Gavin spoke quietly to his assistant
in the background for a moment, a mumbled gibberish I couldn’t hear. He came
back to the phone. “Probably because they’re planning a coup.”

 

I couldn’t help but chuckle. “What?
Like you’re a fucking dictator, or some shit?”

 

“Duke’s pulling the rug out from
under you by doing this, Noah. You see that, don’t you? He’s declaring he has
no faith in your innocence.”

 

“Of course.”

 

“And now, two of your other bandmates
aren’t getting back to their manager—even in this time of crisis when their
very jobs and futures are at stake. It means they’re making their own plans,
and they don’t want me, or you, in on those plans.”

 

Gavin had a flair for drama, and we
had all gotten used to it. But this felt different. The truth of his words
descended down on me like a heavy gray cloud. “You think maybe they’re… working
with Duke against me?” The thought was frankly almost too much to bear.

 

“Maybe,” said Gavin. “Or maybe they
saw the video this morning like the rest of us and are starting to think he’s
at least got the right idea. Whatever it is, they’re not confident enough to
face me over it. Something’s wrong, and we need to figure out what it is before
the rest of the fucking world does. We cannot afford another sneak attack like
Rogers pulled today.”

 

My stomach felt empty and hollow. The
soft pitter of the rain outside made it feel like the room was closing in on
me.

 

Anger. Find your anger.

 

In my mind, I replayed the day of the
festival. Traumatic as it was, it also galvanized me. The truth had to be the
fire that kept me raging on.

 

“Let them run,” I said. “I don’t
fucking need them.
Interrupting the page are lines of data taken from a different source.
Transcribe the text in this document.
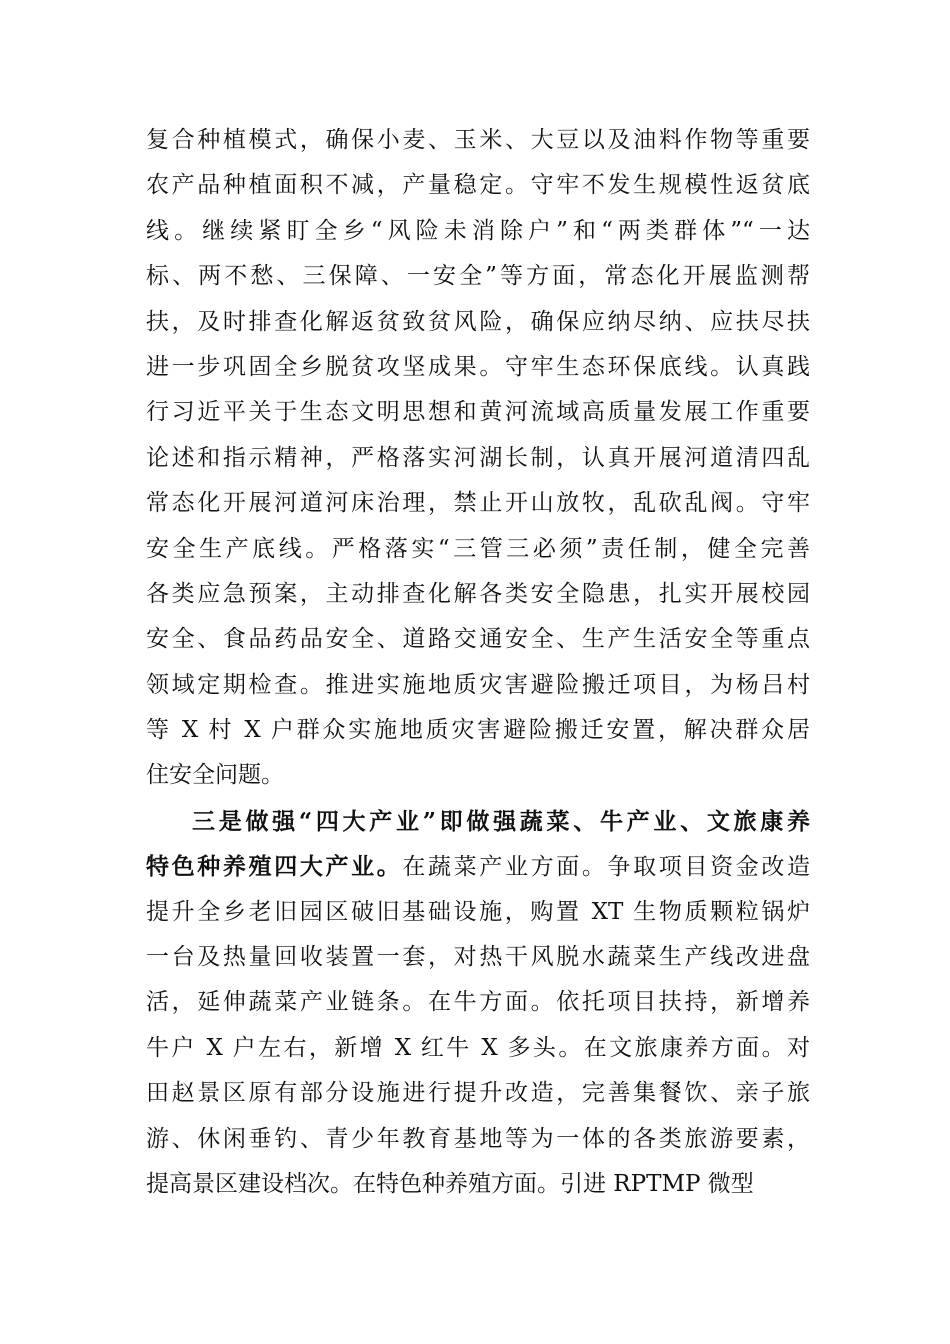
复合种植模式，确保小麦、玉米、大豆以及油料作物等重要
农产品种植面积不减，产量稳定。守牢不发生规模性返贫底
线。继续紧盯全乡“风险未消除户”和“两类群体”“一达
标、两不愁、三保障、一安全”等方面，常态化开展监测帮
扶，及时排查化解返贫致贫风险，确保应纳尽纳、应扶尽扶
进一步巩固全乡脱贫攻坚成果。守牢生态环保底线。认真践
行习近平关于生态文明思想和黄河流域高质量发展工作重要
论述和指示精神，严格落实河湖长制，认真开展河道清四乱
常态化开展河道河床治理，禁止开山放牧，乱砍乱阀。守牢
安全生产底线。严格落实“三管三必须”责任制，健全完善
各类应急预案，主动排查化解各类安全隐患，扎实开展校园
安全、食品药品安全、道路交通安全、生产生活安全等重点
领域定期检查。推进实施地质灾害避险搬迁项目，为杨吕村
等 X 村 X 户群众实施地质灾害避险搬迁安置，解决群众居
住安全问题。
三是做强“四大产业”即做强蔬菜、牛产业、文旅康养
特色种养殖四大产业。在蔬菜产业方面。争取项目资金改造
提升全乡老旧园区破旧基础设施，购置 XT 生物质颗粒锅炉
一台及热量回收装置一套，对热干风脱水蔬菜生产线改进盘
活，延伸蔬菜产业链条。在牛方面。依托项目扶持，新增养
牛户 X 户左右，新增 X 红牛 X 多头。在文旅康养方面。对
田赵景区原有部分设施进行提升改造，完善集餐饮、亲子旅
游、休闲垂钓、青少年教育基地等为一体的各类旅游要素，
提高景区建设档次。在特色种养殖方面。引进 RPTMP 微型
Quinn has my back, and you have my back. The truth will come
out.”

 

Gavin sighed. “I want to believe
that, Noah.”

 

A sour hollow opened up in my gut. “Gavin,
if you’re telling me you don’t believe me…”

 

“Hey, whoa, that’s not what I’m
saying at fucking all,” said Gavin, and I believed him. I trusted him
completely. He had never done me wrong, not for a single second since he found
me in the Graveyard Club almost fifteen years ago. “What I want to believe is
that everyone else will get on board. I don’t know that they will. Every day
that passes is going to make it harder and harder to convince people of your
side of the story. People are eating this story up.”

 

I rolled my eyes. “Yeah, of course
they are. Every single bar fight and bullshit tussle with the cops I’ve ever
been in has just been a step toward this moment to them. It’s high fucking
drama.”

 

“I’d agree, and even be a little
thrilled at the exposure, if I wasn’t sincerely concerned about you spending
time in a federal prison,” said Gavin. Hearing the words said out loud made me
drop my head in my hands, sick to my stomach.

 

Gavin continued. “There are things
that even I can’t untangle. But we’re going to fight tooth and nail to keep
that from happening, Noah, all right? I have your back. I’m not just going to
let you fall down for this without drawing blood.”